Plus, people have already been officially complaining about our rate of
> If you're saying that intense communication, training and guidance
> would be nice, then I agree
Guidance from Daniel is required. It's not a nice to have feature: any
project needs an active leader, else we end up with ad nauseam
discussions because we can't figure out what the the maintainer will
eventually want (eg: CJK libtool patch, declspec vs .def, calling
> but I also have to point out that there
> are simply no such resources available, and reading the license there
> is of course also no promise of such resources being available.
This seems to happen on most with the other open source projects I know.
Most other open source project leaders seem to be actively involved in
the mailing list for that project and in discussing new developments.

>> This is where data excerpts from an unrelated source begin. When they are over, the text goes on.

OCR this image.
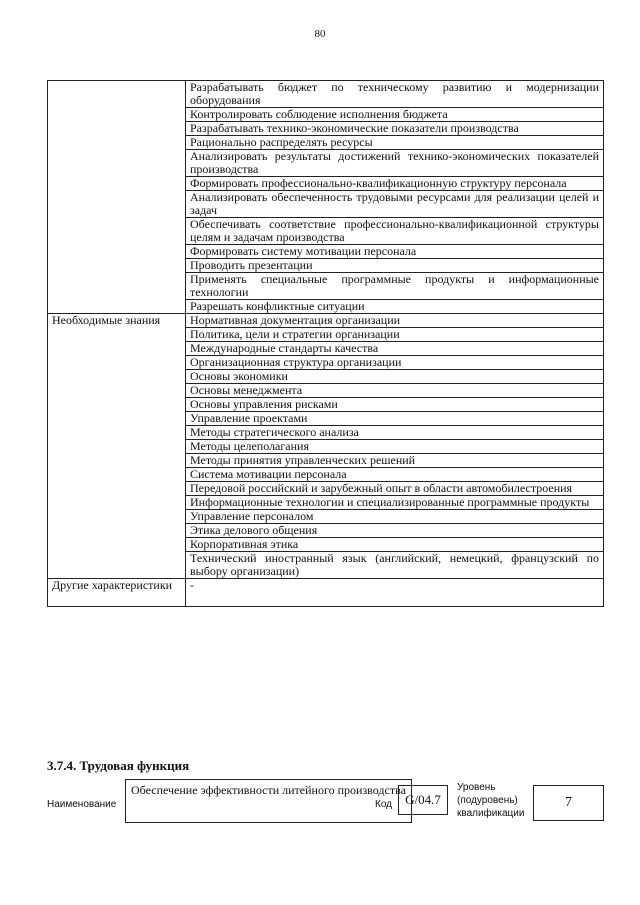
80
	Разрабатывать бюджет по техническому развитию и модернизации оборудования
	Контролировать соблюдение исполнения бюджета
	Разрабатывать технико-экономические показатели производства
	Рационально распределять ресурсы
	Анализировать результаты достижений технико-экономических показателей производства
	Формировать профессионально-квалификационную структуру персонала
	Анализировать обеспеченность трудовыми ресурсами для реализации целей и задач
	Обеспечивать соответствие профессионально-квалификационной структуры целям и задачам производства
	Формировать систему мотивации персонала
	Проводить презентации
	Применять специальные программные продукты и информационные технологии
	Разрешать конфликтные ситуации
Необходимые знания	Нормативная документация организации
	Политика, цели и стратегии организации
	Международные стандарты качества
	Организационная структура организации
	Основы экономики
	Основы менеджмента
	Основы управления рисками
	Управление проектами
	Методы стратегического анализа
	Методы целеполагания
	Методы принятия управленческих решений
	Система мотивации персонала
	Передовой российский и зарубежный опыт в области автомобилестроения
	Информационные технологии и специализированные программные продукты
	Управление персоналом
	Этика делового общения
	Корпоративная этика
	Технический иностранный язык (английский, немецкий, французский по выбору организации)
Другие характеристики	-
3.7.4. Трудовая функция
Наименование
Обеспечение эффективности литейного производства
Код	G/04.7
Уровень (подуровень) квалификации
7
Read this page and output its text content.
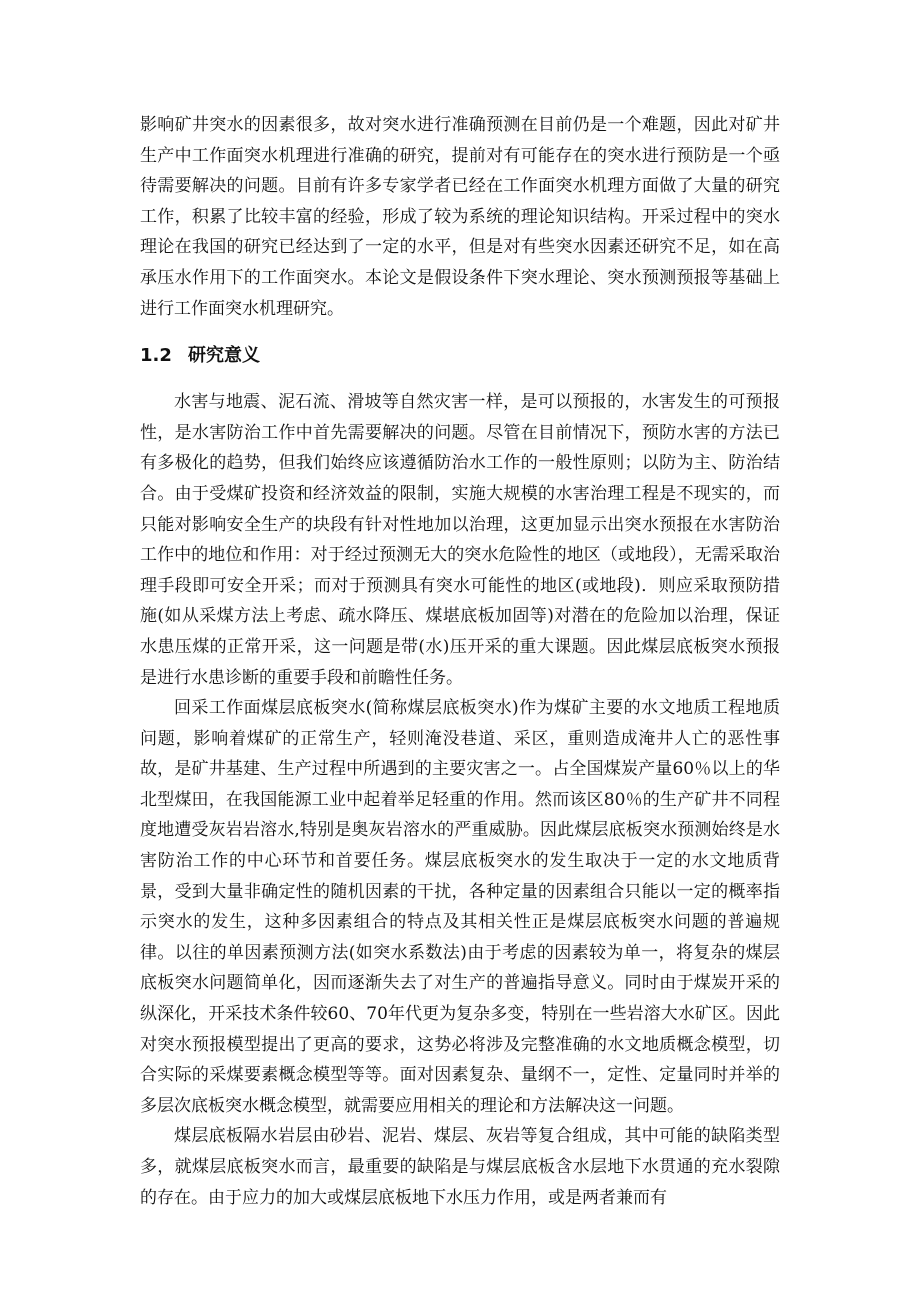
影响矿井突水的因素很多，故对突水进行准确预测在目前仍是一个难题，因此对矿井生产中工作面突水机理进行准确的研究，提前对有可能存在的突水进行预防是一个亟待需要解决的问题。目前有许多专家学者已经在工作面突水机理方面做了大量的研究工作，积累了比较丰富的经验，形成了较为系统的理论知识结构。开采过程中的突水理论在我国的研究已经达到了一定的水平，但是对有些突水因素还研究不足，如在高承压水作用下的工作面突水。本论文是假设条件下突水理论、突水预测预报等基础上进行工作面突水机理研究。

1.2 研究意义

水害与地震、泥石流、滑坡等自然灾害一样，是可以预报的，水害发生的可预报性，是水害防治工作中首先需要解决的问题。尽管在目前情况下，预防水害的方法已有多极化的趋势，但我们始终应该遵循防治水工作的一般性原则；以防为主、防治结合。由于受煤矿投资和经济效益的限制，实施大规模的水害治理工程是不现实的，而只能对影响安全生产的块段有针对性地加以治理，这更加显示出突水预报在水害防治工作中的地位和作用：对于经过预测无大的突水危险性的地区（或地段），无需采取治理手段即可安全开采；而对于预测具有突水可能性的地区(或地段)．则应采取预防措施(如从采煤方法上考虑、疏水降压、煤堪底板加固等)对潜在的危险加以治理，保证水患压煤的正常开采，这一问题是带(水)压开采的重大课题。因此煤层底板突水预报是进行水患诊断的重要手段和前瞻性任务。

回采工作面煤层底板突水(简称煤层底板突水)作为煤矿主要的水文地质工程地质问题，影响着煤矿的正常生产，轻则淹没巷道、采区，重则造成淹井人亡的恶性事故，是矿井基建、生产过程中所遇到的主要灾害之一。占全国煤炭产量60％以上的华北型煤田，在我国能源工业中起着举足轻重的作用。然而该区80％的生产矿井不同程度地遭受灰岩岩溶水,特别是奥灰岩溶水的严重威胁。因此煤层底板突水预测始终是水害防治工作的中心环节和首要任务。煤层底板突水的发生取决于一定的水文地质背景，受到大量非确定性的随机因素的干扰，各种定量的因素组合只能以一定的概率指示突水的发生，这种多因素组合的特点及其相关性正是煤层底板突水问题的普遍规律。以往的单因素预测方法(如突水系数法)由于考虑的因素较为单一，将复杂的煤层底板突水问题简单化，因而逐渐失去了对生产的普遍指导意义。同时由于煤炭开采的纵深化，开采技术条件较60、70年代更为复杂多变，特别在一些岩溶大水矿区。因此对突水预报模型提出了更高的要求，这势必将涉及完整准确的水文地质概念模型，切合实际的采煤要素概念模型等等。面对因素复杂、量纲不一，定性、定量同时并举的多层次底板突水概念模型，就需要应用相关的理论和方法解决这一问题。

煤层底板隔水岩层由砂岩、泥岩、煤层、灰岩等复合组成，其中可能的缺陷类型多，就煤层底板突水而言，最重要的缺陷是与煤层底板含水层地下水贯通的充水裂隙的存在。由于应力的加大或煤层底板地下水压力作用，或是两者兼而有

Ours isn't, ergo we have a problem.
> That doesn't make the project any less useful IMO, and I certainly
> don't believe that it would make people lose any confidence they
> might have in libusb.
Well, I'm looking at the list of opened issues  and I'm not seeing
much happening. If I was interested in using libusb for an application,
that's the first place I'd be looking out to see how active the project
is. I'd also probably try to see what's the turnover rate for patches
submitted on the mailing list. Not sure the libusb results would feel me
with great confidence...
Therefore, I do believe we have a problem, and we should try to see what
can be done to address that problem.